People who consume chicken or turkey contaminated with fluoroquinolone resistant Campylobacter are therefore at risk of becoming infected with a bacterium that current drugs are ineffective against. Campylobacter is the most common bacterial cause of diarrheal illness in the U.S., according to the Centers for Disease Control and Prevention (CDC). It is estimated to affect more than 2 million people every year, or 1% of the population. Campylobacter does not make the birds sick, but humans who eat the bacteria-contaminated birds may become sick. Campylobacter can be life threatening in immunocompromised individuals. Undercooked chicken or turkey or other food that has been contaminated from contact with raw poultry is a frequent source of Campylobacter infection. People infected with Campylobacter may be prescribed a fluoroquinolone, but unfortunately the drug may or may not be effective.

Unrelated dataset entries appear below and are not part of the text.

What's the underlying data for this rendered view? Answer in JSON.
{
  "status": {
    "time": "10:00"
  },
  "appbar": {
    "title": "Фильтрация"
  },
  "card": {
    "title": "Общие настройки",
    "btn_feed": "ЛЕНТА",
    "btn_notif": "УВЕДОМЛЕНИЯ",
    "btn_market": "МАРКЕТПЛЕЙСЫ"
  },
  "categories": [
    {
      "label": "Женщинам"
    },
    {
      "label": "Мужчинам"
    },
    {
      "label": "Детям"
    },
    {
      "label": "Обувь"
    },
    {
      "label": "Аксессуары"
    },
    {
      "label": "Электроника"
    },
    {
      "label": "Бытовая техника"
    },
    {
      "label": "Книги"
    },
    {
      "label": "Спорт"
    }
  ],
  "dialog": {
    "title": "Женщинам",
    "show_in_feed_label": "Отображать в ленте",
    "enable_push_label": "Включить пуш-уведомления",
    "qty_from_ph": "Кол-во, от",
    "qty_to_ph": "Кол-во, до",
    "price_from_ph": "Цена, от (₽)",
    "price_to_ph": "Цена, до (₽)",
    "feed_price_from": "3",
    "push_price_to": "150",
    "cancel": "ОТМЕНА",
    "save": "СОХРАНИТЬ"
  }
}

Most researchers in the field of antibiotics agree that there is a need to develop molecular methods to detect resistance, and such research efforts need to be a priority. Also, surveillance systems need to be developed by using practitioners, hospital and private laboratories, and health maintenance organizations (HMOs) to detect new resistance mechanisms and to detect the development of resistance in normally susceptible organisms. This database will be useful to monitor trends in antibiotic resistance. Also, drugs and other means to deal with newly resistant organisms must be developed. Finally, it is crucial to enhance public awareness regarding the fact that the problem is real and that antimicrobial treatment is not always a good plan.